Insurer Prudential has been fined £23.8m by the UK Financial Conduct Authority (FCA) for selling annuities to customers without informing them that they can get better deals on the open market.
During the probe, the British watchdog found that Prudential sold retirement income products directly to its existing pension holders between July 2008 and September 2017.
The existing UK law mandates that firms should inform customers that they may get a better rate if they look around on the open market.
The FCA also criticised Prudential for failing to monitor whether call handlers utilised proper documentation. The documentation offered to call handlers created a risk of the open market option not being mentioned.
Risks escalated owing to sales-linked incentives for call handlers, the regulator said.

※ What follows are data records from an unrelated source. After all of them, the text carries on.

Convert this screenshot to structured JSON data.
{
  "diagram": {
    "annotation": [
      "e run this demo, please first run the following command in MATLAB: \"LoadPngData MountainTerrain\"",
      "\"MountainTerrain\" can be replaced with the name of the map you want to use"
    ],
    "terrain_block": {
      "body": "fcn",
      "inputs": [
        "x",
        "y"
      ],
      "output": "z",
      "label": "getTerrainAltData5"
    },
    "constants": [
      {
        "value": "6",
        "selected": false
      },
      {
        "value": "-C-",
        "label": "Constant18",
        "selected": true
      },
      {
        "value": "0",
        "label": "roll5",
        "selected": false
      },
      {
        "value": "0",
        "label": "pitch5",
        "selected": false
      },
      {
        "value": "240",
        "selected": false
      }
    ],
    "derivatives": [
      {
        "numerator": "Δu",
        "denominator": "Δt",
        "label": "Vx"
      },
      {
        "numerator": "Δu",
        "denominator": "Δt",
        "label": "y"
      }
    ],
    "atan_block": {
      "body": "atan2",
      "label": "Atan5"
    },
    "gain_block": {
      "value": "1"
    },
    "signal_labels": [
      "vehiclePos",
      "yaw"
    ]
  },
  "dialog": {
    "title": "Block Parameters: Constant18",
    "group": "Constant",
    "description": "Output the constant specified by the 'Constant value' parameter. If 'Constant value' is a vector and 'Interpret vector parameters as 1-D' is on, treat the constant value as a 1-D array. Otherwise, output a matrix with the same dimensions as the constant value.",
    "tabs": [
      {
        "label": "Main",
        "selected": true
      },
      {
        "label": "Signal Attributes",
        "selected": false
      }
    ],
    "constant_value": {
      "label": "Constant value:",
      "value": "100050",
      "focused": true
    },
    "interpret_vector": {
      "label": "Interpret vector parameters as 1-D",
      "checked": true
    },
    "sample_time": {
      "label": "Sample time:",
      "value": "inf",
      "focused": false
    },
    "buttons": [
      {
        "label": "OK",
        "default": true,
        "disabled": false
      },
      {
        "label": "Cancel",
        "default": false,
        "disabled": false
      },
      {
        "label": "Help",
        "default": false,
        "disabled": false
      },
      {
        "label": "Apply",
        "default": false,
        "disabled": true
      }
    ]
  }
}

FCA executive director of enforcement and market oversight Mark Steward said: “Prudential failed to treat some of its customers, who could have secured a better deal on the open market, fairly.
“These are very serious breaches that caused harm to those customers. Prudential is now rightly focussed on redress and today’s financial penalty reinforces the cardinal obligation of fairness that firms owe to customers.”
To identify affected customers, Prudential agreed to carry out a review of past business related to non-advised annuity sales.
The firm accepted the FCA’s findings and qualified for a 30% discount on the fine, which would otherwise have been £34m.
Prudential has provided nearly £110m in compensation to around 17,240 customers as of 19 September 2019.